The programme has already drawn nearly 300 applicants from top institutions such as Stanford, NASA, and Berkeley.
The development comes as US universities have been threatened since Trump's return to the White House with massive federal funding cuts, causing research programmes to face closures.
Some staff also fear possible detention and deportation for their political views.
AMU -- one of France's largest universities, with some 12,000 international students alone -- is eager to provide a home for these scholars, with research funding for up to three years.
Historian Brian Sandberg said he decided to apply to the university in the southern Provence region on a return trip to the United States from France, when he feared he might face arrest at the border of his own country.
Though he was not detained, "it makes you think about what is your status as a researcher", said the academic from Illinois whose work focuses on religion, gender and violence.
Academic freedom 'under attack'
Sandberg is now one of 20 scholars specialising in subjects ranging from health, climate science, astrophysics and the humanities set to relocate to France in September. There, they hope to pursue their research in what they see as a more open academic environment.
"The principle of academic freedom, as well as the entire system of research and higher education in the United States is really under attack," said Sandberg.
"If I stay in the United States, I can continue to teach, but as a researcher, for the next four years, we're stuck," he said, referring to Trump's term in office.
One academic who requested anonymity said Trump's policies directly threatened her work on gender and human-caused global warming.
"Apparently, one of the banned words... is 'female'," she said. "I don't know how you can get around speaking about females without using the word," she said.
In February, the Washington Post reported that the National Science Foundation was flagging research using terms such as "female" and "women" that could violate Trump's orders rolling back diversity initiatives.
But she said her decision to move to France went beyond her professional freedom.
"I've got kids, I don't want them to grow up in a very hostile area," she said.
A 'science asylum programme'
AMU's programme is part of a broader push to cash in on US President Donald Trump's massive cuts in funding for education.
In May, France and the EU announced plans to attract US researchers in hopes of benefitting from the potential brain drain by supporting the costs of hosting foreign researchers.
French President Emmanuel Macron, who called the growing pressure on academia by Trump's administration "an error", has encouraged US scientists to "choose France".
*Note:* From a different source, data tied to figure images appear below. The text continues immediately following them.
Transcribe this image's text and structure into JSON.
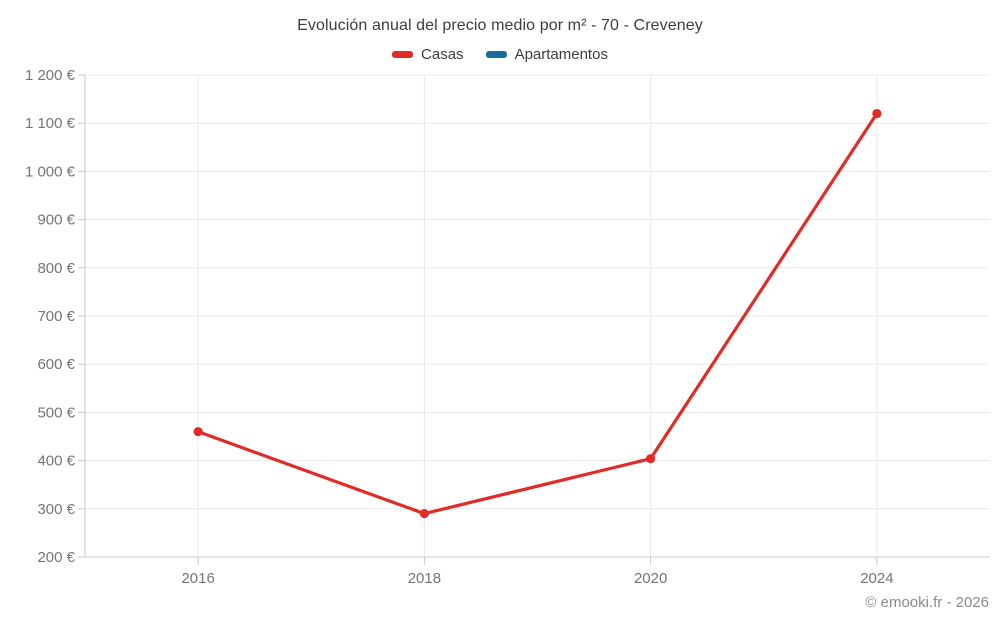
{
  "title": "Evolución anual del precio medio por m² - 70 - Creveney",
  "footer": "© emooki.fr - 2026",
  "legend": [
    {
      "label": "Casas",
      "color": "#e02b27"
    },
    {
      "label": "Apartamentos",
      "color": "#176d98"
    }
  ],
  "colors": {
    "series_casas": "#e02b27",
    "series_apartamentos": "#176d98",
    "grid": "#eaeaea",
    "axis": "#c9c9c9",
    "tick_label": "#757575",
    "title_text": "#3d3d3d",
    "footer_text": "#8a8a8a",
    "background": "#ffffff"
  },
  "chart_data": {
    "type": "line",
    "title": "Evolución anual del precio medio por m² - 70 - Creveney",
    "xlabel": "",
    "ylabel": "",
    "categories": [
      "2016",
      "2018",
      "2020",
      "2024"
    ],
    "series": [
      {
        "name": "Casas",
        "color": "#e02b27",
        "values": [
          460,
          290,
          404,
          1120
        ]
      },
      {
        "name": "Apartamentos",
        "color": "#176d98",
        "values": []
      }
    ],
    "ylim": [
      200,
      1200
    ],
    "ytick_step": 100,
    "ytick_suffix": " €",
    "grid": true,
    "legend_position": "top",
    "point_radius": 4.6,
    "line_width": 3.2
  }
}
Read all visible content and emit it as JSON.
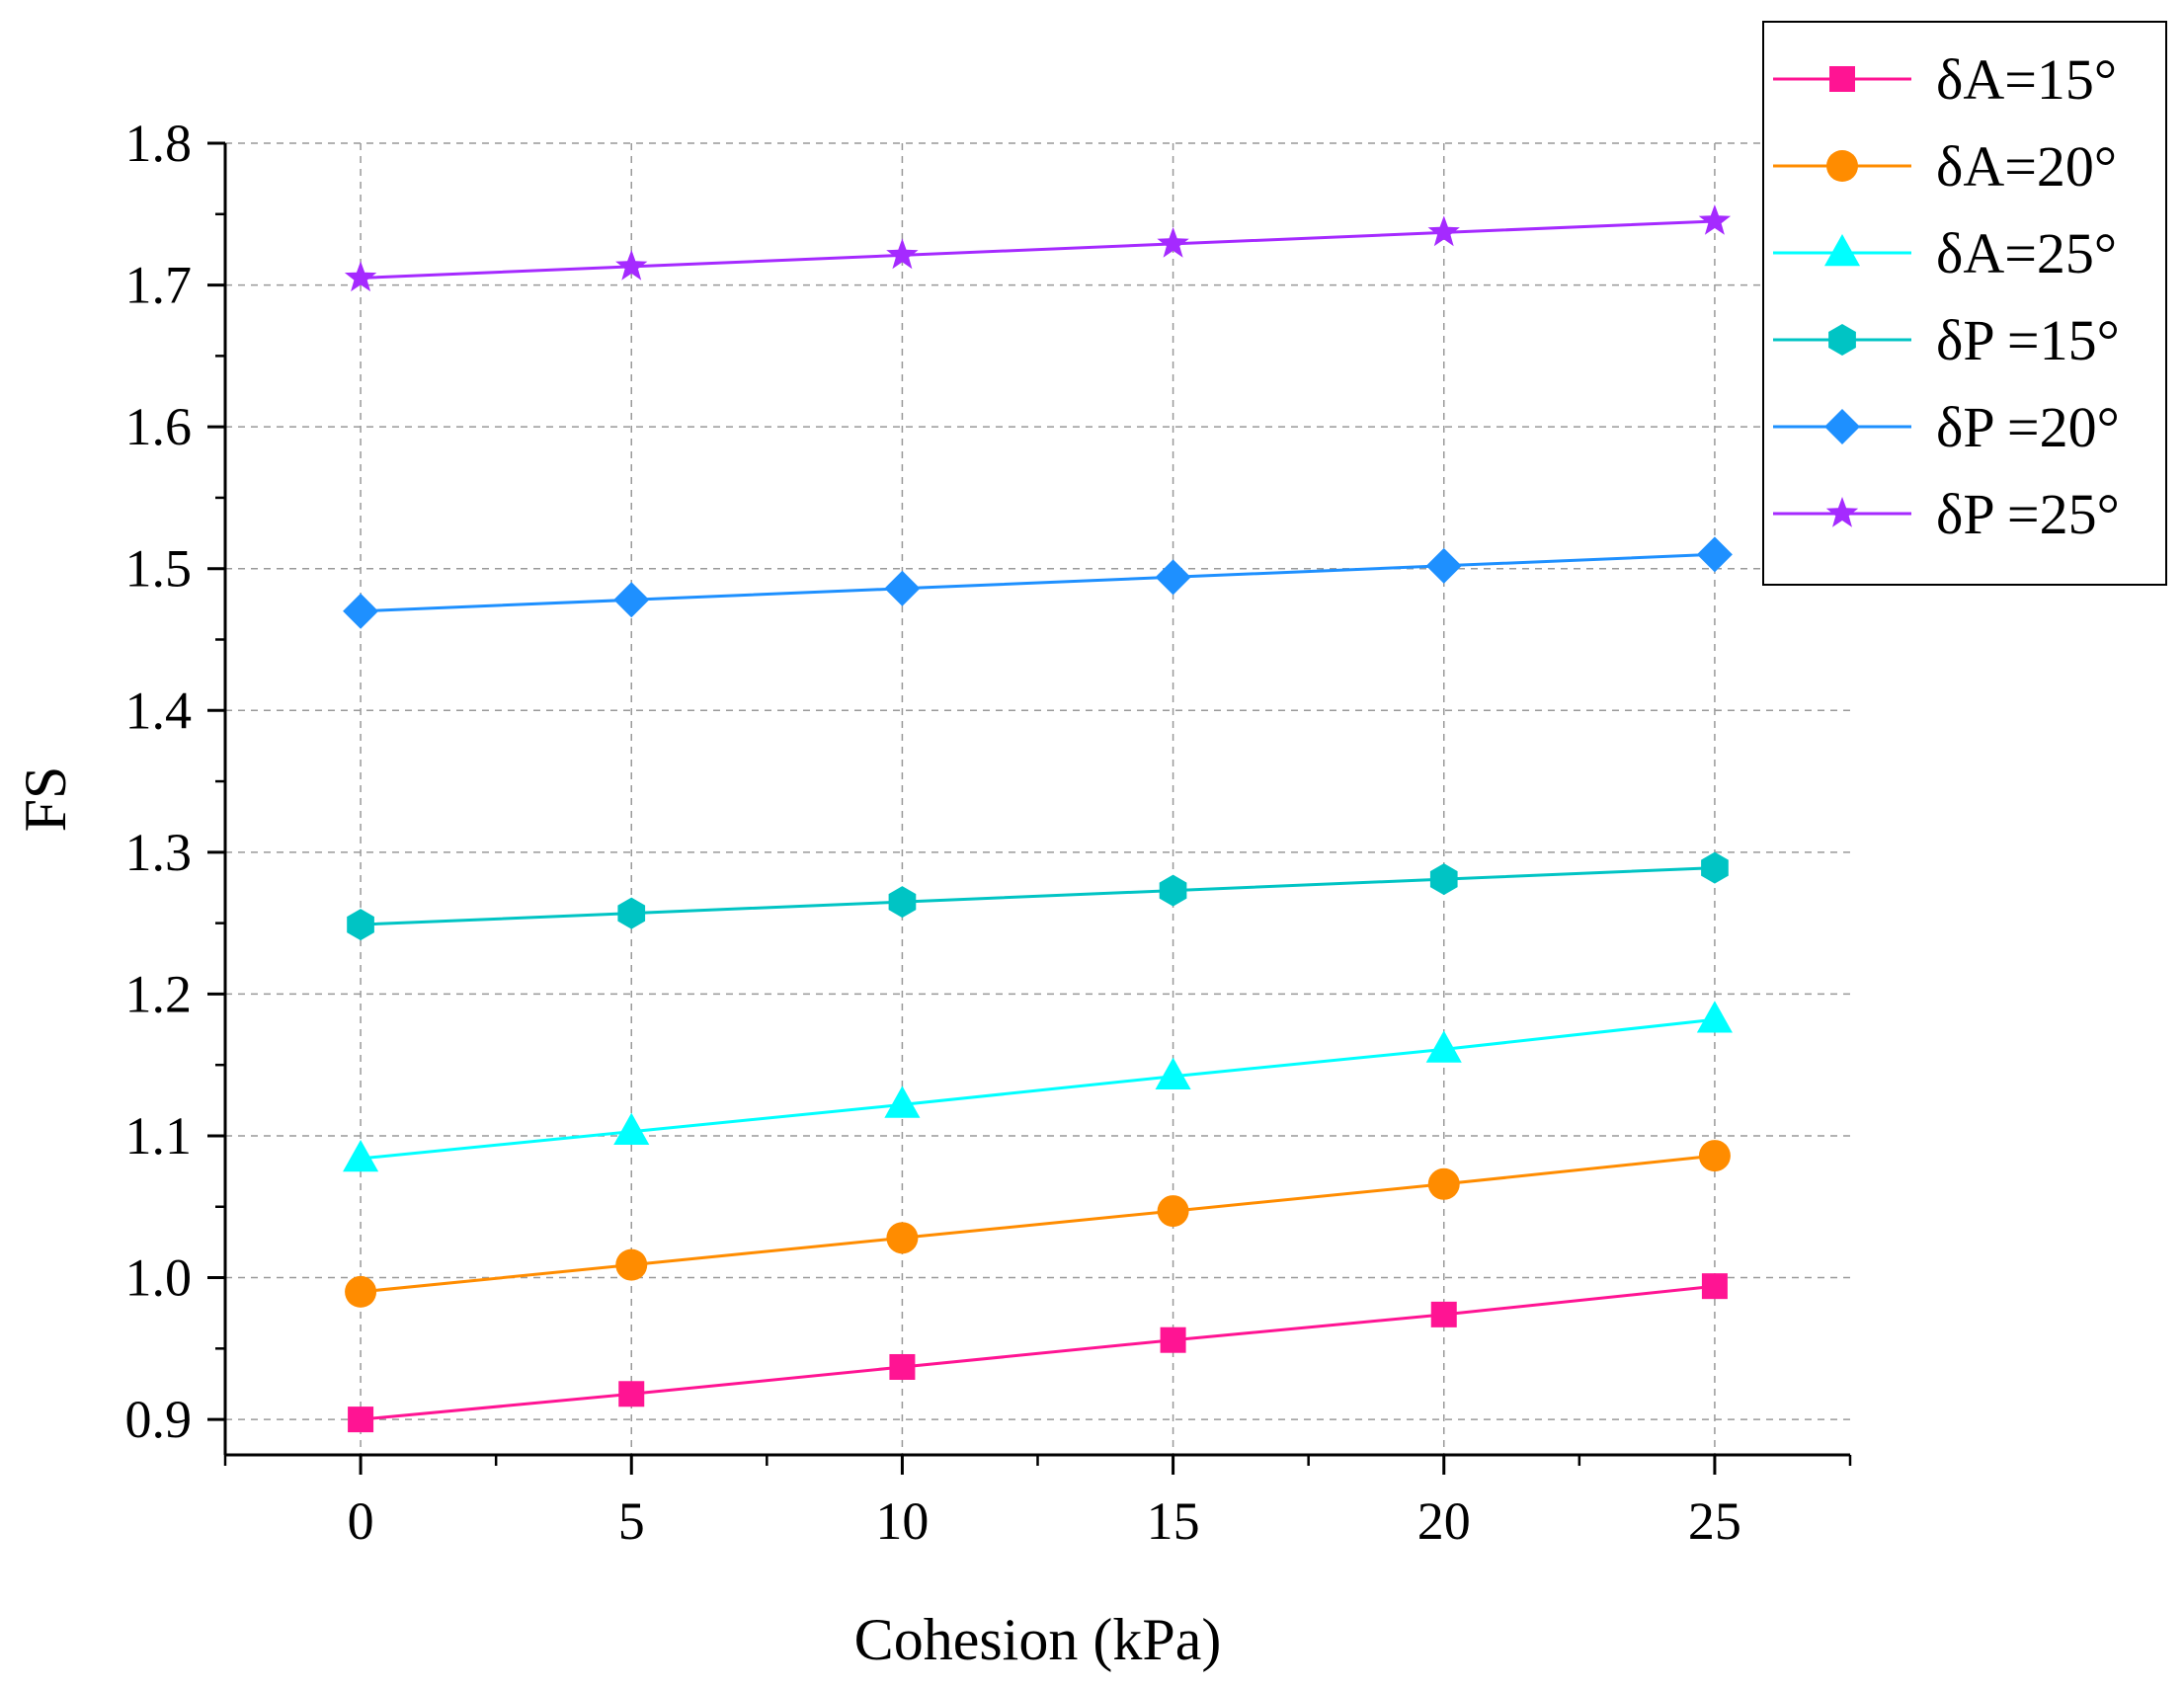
{
  "chart_data": {
    "type": "line",
    "title": "",
    "xlabel": "Cohesion (kPa)",
    "ylabel": "FS",
    "x": [
      0,
      5,
      10,
      15,
      20,
      25
    ],
    "xlim": [
      -2.5,
      27.5
    ],
    "ylim": [
      0.875,
      1.8
    ],
    "xticks": [
      0,
      5,
      10,
      15,
      20,
      25
    ],
    "xtick_labels": [
      "0",
      "5",
      "10",
      "15",
      "20",
      "25"
    ],
    "yticks": [
      0.9,
      1.0,
      1.1,
      1.2,
      1.3,
      1.4,
      1.5,
      1.6,
      1.7,
      1.8
    ],
    "ytick_labels": [
      "0.9",
      "1.0",
      "1.1",
      "1.2",
      "1.3",
      "1.4",
      "1.5",
      "1.6",
      "1.7",
      "1.8"
    ],
    "grid": true,
    "legend_position": "top-right",
    "series": [
      {
        "name": "δA=15°",
        "color": "#ff1493",
        "marker": "square",
        "values": [
          0.9,
          0.918,
          0.937,
          0.956,
          0.974,
          0.994
        ]
      },
      {
        "name": "δA=20°",
        "color": "#ff8c00",
        "marker": "circle",
        "values": [
          0.99,
          1.009,
          1.028,
          1.047,
          1.066,
          1.086
        ]
      },
      {
        "name": "δA=25°",
        "color": "#00ffff",
        "marker": "triangle",
        "values": [
          1.084,
          1.103,
          1.122,
          1.142,
          1.161,
          1.182
        ]
      },
      {
        "name": "δP =15°",
        "color": "#00c4c4",
        "marker": "hexagon",
        "values": [
          1.249,
          1.257,
          1.265,
          1.273,
          1.281,
          1.289
        ]
      },
      {
        "name": "δP =20°",
        "color": "#1e90ff",
        "marker": "diamond",
        "values": [
          1.47,
          1.478,
          1.486,
          1.494,
          1.502,
          1.51
        ]
      },
      {
        "name": "δP =25°",
        "color": "#a52aff",
        "marker": "star",
        "values": [
          1.705,
          1.713,
          1.721,
          1.729,
          1.737,
          1.745
        ]
      }
    ]
  }
}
He announced that his government would earmark 100 million euros ($117 million) to help attract foreign talent. French lawmakers have introduced a bill to create a special status for "science refugees".
European Commission head Ursula Von der Leyen has said the European Union will launch an incentives package worth 500 million euros to make the 27-nation bloc "a magnet for researchers".
For its part, AMU expects to welcome the other 12 American researchers in the coming months, with its budget of 15 million euros.
"Saving our American colleagues and welcoming them is also a way of welcoming and promoting global research," said the university's president Eric Berton.
"This is a science welcome programme, a science asylum programme. And above all, we want to enshrine the concept of science refugees in law," he added.